Ajmal made his Test debut five years after Saqlain played his last Test for Pakistan. They seem to be bowlers from two different eras. Ironically, both men are now of the same age, 35. It makes one wonder what would have become had the two been operating in tandem. Would Pakistan have gambled with two attacking off-spinners in its Test and ODI sides?
It is only natural to compare two men with seemingly equal genius, so it would no doubt have made for great viewing if Saqlain were pitted against someone like Virat Kohli and Saeed Ajmal, perhaps, against the pure class that was Brian Lara. Saqlain played a total of 36 ODIs and 4 Tests against India, arguably the best players of spin, picking up 57 (24.38) in the shorter format and 25 (28.28) in the five-day version. Pakistan and India have not played a bilateral series for a long time, which has meant that Ajmal has zero Tests against the subcontinent rivals and only five ODIs in which he has accounted for nine batsmen.
It is inappropriate to give King Solomon an ascendancy over King David. Similarly, at the peak of their powers it is unjust to decide the better bowler between the two magicians. However, like Solomon, Prince Ajmal is fittingly the legitimate heir to the throne of King Saqlain. Both Pakistani men have enjoyed being at the very top of the hierarchy.
Their own different version of the mythical ‘Teesra’ has not had an impact on their careers. However, it is the over use of the Doosra that had made Saqlain a little predictable. Alarmingly, Ajmal has also lately been accused of the same offense.
This year, Ajmal had a below par series in Sri Lanka but found his rhythm versus the Australians in UAE. He will perhaps have his toughest test in limited over cricket against better batsmen of spin on the tour of India later this month.
The finest moments of Saqlain’s career came in India on the tour of 1999 which was coupled with the Asian Test championship. On Indian soil, Saqlain took 20 ODI wickets at an average of 20.70 in 9 games and 24 wickets at 20.95 apiece in just three Test matches. Extra ordinary figures those, but they hardly illustrate the enormous glory and shame at stake in an India versus Pakistan encounter.
A short cut to the road of greatness can just take that one delivery in Chennai or two in Calcutta. Similarly, it just takes a six in Karachi to permanently stain a career forever. In both countries, such moments are etched in the minds of millions and retold on dining tables through generations. How many years will it take to forget Aamir Sohail pointing his bat to Venkatesh Prasad or Javed Miandad hitting Chetan Sharma for a last-ball six? Like many before him, Ajmal will also get the opportunity to become a hero or a villain.
Saqlain tragically ended his international career by coming under the hammer of a blistering triple-hundred by Virender Sehwag on a lifeless Multan pitch in 2004, registering figures of 1/204. His comeback lasted just that one match and the knee injury that followed only added to his misery, he became a shadow of the bowler he had been in his youth.
All five balls bowled by Ajmal in the last over of the 2010 World T20 semifinal were flat and fast, most of them well over the 100 km/h mark.
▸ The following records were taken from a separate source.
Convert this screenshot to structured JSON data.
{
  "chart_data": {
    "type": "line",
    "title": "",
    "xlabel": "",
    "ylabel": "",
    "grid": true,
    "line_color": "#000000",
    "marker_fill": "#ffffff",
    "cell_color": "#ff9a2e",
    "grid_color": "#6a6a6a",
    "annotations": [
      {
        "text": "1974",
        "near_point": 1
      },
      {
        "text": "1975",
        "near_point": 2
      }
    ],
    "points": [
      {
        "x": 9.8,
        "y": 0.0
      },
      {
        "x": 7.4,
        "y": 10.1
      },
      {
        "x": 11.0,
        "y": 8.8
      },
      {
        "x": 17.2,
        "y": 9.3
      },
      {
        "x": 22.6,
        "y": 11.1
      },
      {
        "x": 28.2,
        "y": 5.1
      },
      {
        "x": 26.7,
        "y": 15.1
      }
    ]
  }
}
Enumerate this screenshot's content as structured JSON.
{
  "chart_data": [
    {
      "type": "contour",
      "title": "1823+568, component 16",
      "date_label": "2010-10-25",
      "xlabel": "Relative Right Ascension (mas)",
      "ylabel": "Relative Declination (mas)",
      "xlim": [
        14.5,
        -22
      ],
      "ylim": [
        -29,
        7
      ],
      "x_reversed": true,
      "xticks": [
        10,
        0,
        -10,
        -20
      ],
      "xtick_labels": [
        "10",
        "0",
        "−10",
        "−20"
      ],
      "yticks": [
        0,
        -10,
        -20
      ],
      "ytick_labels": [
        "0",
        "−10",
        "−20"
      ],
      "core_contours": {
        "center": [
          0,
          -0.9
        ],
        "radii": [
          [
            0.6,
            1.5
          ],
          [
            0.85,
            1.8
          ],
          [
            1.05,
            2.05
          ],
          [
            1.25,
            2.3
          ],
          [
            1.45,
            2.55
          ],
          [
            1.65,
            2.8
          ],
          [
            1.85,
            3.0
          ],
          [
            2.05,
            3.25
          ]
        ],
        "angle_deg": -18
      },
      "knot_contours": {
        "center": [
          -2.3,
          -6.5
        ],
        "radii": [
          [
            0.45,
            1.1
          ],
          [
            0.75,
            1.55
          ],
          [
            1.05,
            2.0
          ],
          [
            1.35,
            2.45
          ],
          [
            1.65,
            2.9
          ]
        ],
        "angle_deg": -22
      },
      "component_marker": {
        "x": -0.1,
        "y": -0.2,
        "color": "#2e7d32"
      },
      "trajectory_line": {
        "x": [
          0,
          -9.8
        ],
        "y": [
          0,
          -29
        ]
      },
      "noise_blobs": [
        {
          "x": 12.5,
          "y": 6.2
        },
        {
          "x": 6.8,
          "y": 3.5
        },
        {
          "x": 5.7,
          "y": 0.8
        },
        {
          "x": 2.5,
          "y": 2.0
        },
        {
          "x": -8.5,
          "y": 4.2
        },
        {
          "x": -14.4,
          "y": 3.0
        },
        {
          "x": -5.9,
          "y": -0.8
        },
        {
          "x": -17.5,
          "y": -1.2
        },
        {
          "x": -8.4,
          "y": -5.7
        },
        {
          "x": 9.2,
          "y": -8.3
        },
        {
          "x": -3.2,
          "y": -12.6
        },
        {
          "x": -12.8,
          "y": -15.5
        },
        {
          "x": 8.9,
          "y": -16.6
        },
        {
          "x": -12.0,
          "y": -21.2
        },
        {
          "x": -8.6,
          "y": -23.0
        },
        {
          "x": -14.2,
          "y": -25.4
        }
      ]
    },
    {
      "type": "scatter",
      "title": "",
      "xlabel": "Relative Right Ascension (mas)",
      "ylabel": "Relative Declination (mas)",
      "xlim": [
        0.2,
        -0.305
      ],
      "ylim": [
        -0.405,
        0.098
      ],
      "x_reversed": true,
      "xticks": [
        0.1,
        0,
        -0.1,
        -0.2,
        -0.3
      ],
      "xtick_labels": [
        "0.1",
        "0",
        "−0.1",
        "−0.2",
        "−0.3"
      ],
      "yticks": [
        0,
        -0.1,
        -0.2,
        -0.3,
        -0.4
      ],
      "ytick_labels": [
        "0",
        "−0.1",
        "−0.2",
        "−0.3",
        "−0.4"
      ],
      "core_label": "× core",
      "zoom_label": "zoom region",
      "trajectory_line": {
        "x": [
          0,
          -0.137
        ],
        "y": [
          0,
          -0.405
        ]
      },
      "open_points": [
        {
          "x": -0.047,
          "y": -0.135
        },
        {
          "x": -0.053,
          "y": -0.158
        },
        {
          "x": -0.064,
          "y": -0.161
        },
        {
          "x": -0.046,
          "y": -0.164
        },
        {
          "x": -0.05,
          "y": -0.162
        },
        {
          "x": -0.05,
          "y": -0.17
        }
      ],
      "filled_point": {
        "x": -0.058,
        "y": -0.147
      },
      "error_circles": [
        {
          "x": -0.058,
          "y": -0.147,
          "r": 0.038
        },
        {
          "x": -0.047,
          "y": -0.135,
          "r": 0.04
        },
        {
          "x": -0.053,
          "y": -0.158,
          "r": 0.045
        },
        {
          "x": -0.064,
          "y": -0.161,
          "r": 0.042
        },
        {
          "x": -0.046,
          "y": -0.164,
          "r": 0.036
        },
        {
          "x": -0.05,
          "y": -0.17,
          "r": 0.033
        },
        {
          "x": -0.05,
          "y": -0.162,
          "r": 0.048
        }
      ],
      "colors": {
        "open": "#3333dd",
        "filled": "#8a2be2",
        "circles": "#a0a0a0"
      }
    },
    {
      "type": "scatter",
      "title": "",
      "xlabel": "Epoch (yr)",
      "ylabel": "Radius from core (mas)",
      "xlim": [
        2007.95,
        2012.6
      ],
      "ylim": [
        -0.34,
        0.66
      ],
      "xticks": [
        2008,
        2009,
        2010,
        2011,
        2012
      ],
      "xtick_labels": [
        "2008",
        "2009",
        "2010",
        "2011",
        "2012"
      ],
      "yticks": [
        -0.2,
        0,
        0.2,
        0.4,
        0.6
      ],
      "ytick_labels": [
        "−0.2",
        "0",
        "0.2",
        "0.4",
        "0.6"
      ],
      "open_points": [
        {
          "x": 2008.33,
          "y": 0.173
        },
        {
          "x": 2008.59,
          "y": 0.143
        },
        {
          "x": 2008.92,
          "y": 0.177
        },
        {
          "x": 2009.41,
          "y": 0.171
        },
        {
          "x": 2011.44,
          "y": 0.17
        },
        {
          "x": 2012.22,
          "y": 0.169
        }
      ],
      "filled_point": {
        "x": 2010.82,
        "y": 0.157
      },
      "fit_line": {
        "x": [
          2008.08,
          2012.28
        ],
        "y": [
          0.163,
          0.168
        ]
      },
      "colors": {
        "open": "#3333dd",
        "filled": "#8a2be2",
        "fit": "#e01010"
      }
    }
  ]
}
What would Saqlain have done against Hussey in similar circumstances?
Good spinners despise being hit for big runs but are never afraid of it, in fact, great spinners enjoy the company of an aggressive batsman, inviting them to hit outside the park. Hypothetically, Saqlain might have slowed the pace and given the ball some air. Confidence does wonders for a sportsman giving them invaluable heart and courage; traits that Ajmal too has displayed over the last year and a half.
When Ajmal goes to India, he should carry with him the fortitude of the world number one bowler. True greatness is achieved by triumphing over the best in their own backyard, just like Saqlain did when he toured India in 1999. The coming fortnight will significantly impact his perspiration, how he responds to this pressure might determine how he will be remembered most.